Laporan kuartal kedua 2025 mengungkapkan kesenjangan pertumbuhan yang signifikan antar pemain cloud besar. AWS meraup $30.9 miliar dengan pertumbuhan hanya 17.5% per tahun, sementara Microsoft Azure tumbuh 39% dan Google Cloud Platform 32% untuk periode yang sama. Microsoft Azure kini hampir menyamai pendapatan AWS di $29.9 miliar dan mencatat profit tertinggi di $12.1 miliar, didorong oleh kemitraan awal dengan OpenAI yang memberikan keunggulan strategis dalam layanan AI seperti ChatGPT yang berjalan di Azure.[2]

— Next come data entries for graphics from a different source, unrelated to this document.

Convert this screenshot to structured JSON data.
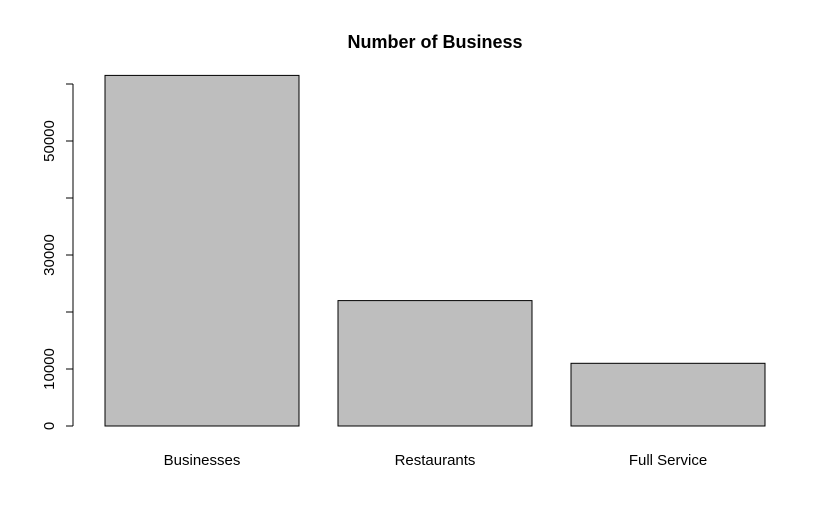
{
  "chart_data": {
    "type": "bar",
    "title": "Number of Business",
    "xlabel": "",
    "ylabel": "",
    "categories": [
      "Businesses",
      "Restaurants",
      "Full Service"
    ],
    "values": [
      61500,
      22000,
      11000
    ],
    "ylim": [
      0,
      60000
    ],
    "yticks": [
      0,
      10000,
      30000,
      50000
    ],
    "ytick_labels": [
      "0",
      "10000",
      "30000",
      "50000"
    ],
    "bar_fill": "#bebebe",
    "bar_stroke": "#000000",
    "grid": false,
    "legend": "none"
  }
}
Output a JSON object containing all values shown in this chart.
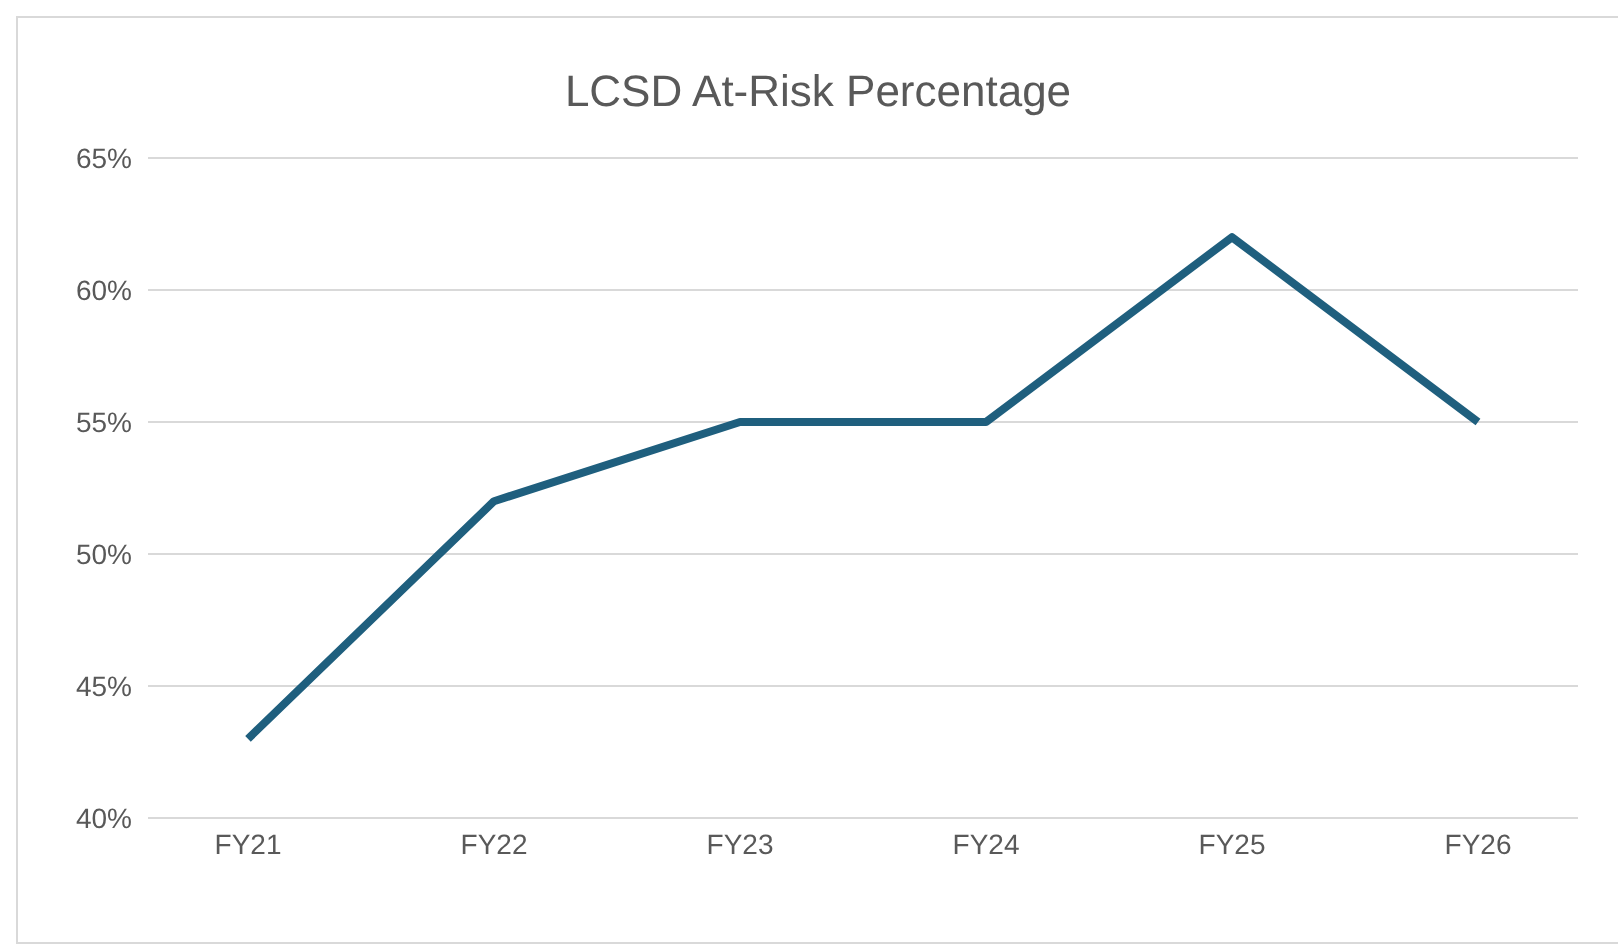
{
  "chart_data": {
    "type": "line",
    "title": "LCSD At-Risk Percentage",
    "categories": [
      "FY21",
      "FY22",
      "FY23",
      "FY24",
      "FY25",
      "FY26"
    ],
    "series": [
      {
        "color": "#1f5f7e",
        "values": [
          43,
          52,
          55,
          55,
          62,
          55
        ]
      }
    ],
    "ylim": [
      40,
      65
    ],
    "yticks": [
      {
        "value": 40,
        "label": "40%"
      },
      {
        "value": 45,
        "label": "45%"
      },
      {
        "value": 50,
        "label": "50%"
      },
      {
        "value": 55,
        "label": "55%"
      },
      {
        "value": 60,
        "label": "60%"
      },
      {
        "value": 65,
        "label": "65%"
      }
    ],
    "grid": "y",
    "marker": "none",
    "line_style": "solid",
    "legend": false
  }
}
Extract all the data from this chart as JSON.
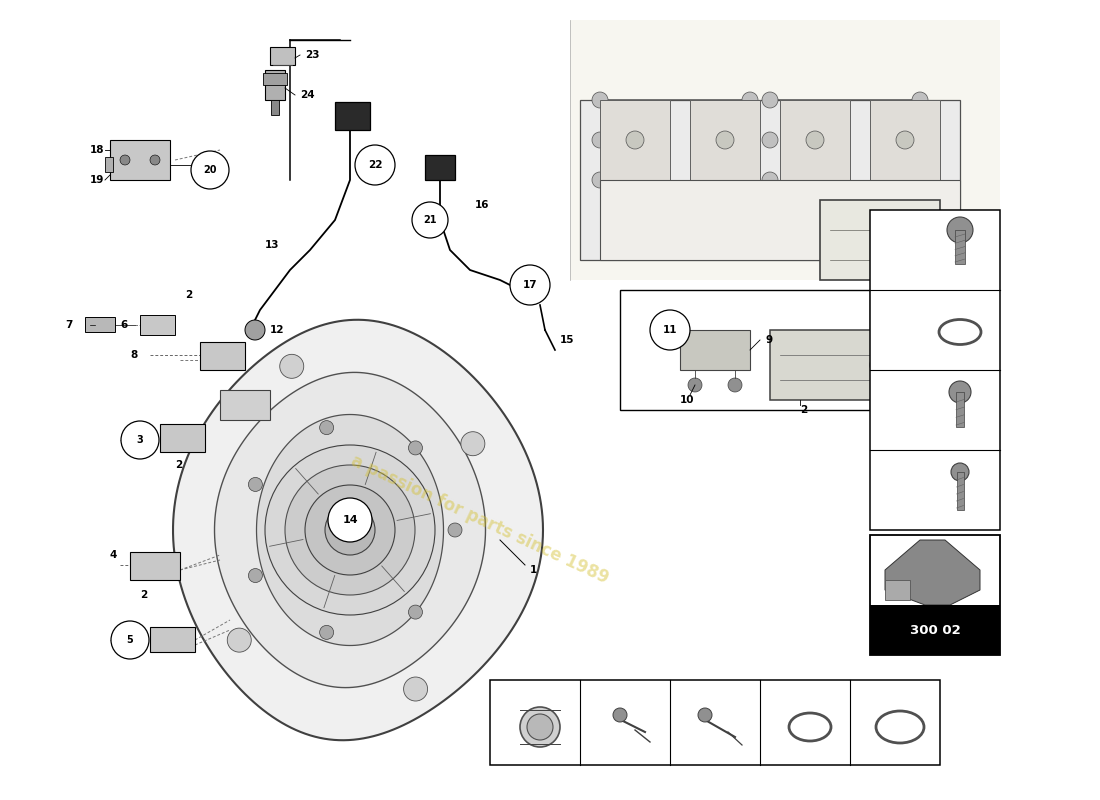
{
  "bg_color": "#ffffff",
  "line_color": "#000000",
  "gray_line": "#555555",
  "light_gray": "#cccccc",
  "medium_gray": "#888888",
  "dark_gray": "#444444",
  "watermark_text": "a passion for parts since 1989",
  "watermark_color": "#d4c030",
  "watermark_alpha": 0.45,
  "watermark_rotation": -25,
  "diagram_number": "300 02",
  "bottom_parts": [
    "17",
    "22",
    "21",
    "11",
    "14"
  ],
  "right_parts": [
    "20",
    "8",
    "5",
    "3"
  ],
  "part_label_fs": 7.5,
  "circle_fs": 7,
  "circle_r": 1.8
}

Google Cloud menunjukkan akselerasi paling mengesankan dengan pendapatan $13.6 miliar yang tumbuh 32%, dan yang lebih penting lagi, turnaround finansial yang impresif dengan margin operasi mencapai 20.7% dan pendapatan operasi $2.8 miliar. Keunggulan Google terletak pada penawaran lengkap yang mencakup model Gemini AI internal, chip AI khusus yang disebut TPU, dan isu kapasitas yang lebih sedikit dibanding kompetitor.[2][1]

Yang lebih mengkhawatirkan bagi AWS, dokumen internal yang bocor minggu lalu mengungkapkan bahwa startup AI menunda pengeluaran di AWS, menciptakan pergeseran fundamental dalam bagaimana perusahaan-perusahaan ini membelanjakan uang untuk layanan cloud computing. Banyak startup AI baru sekarang membangun infrastruktur di platform lain, mengikis dominasi AWS yang sebelumnya tidak tertandingi.[3]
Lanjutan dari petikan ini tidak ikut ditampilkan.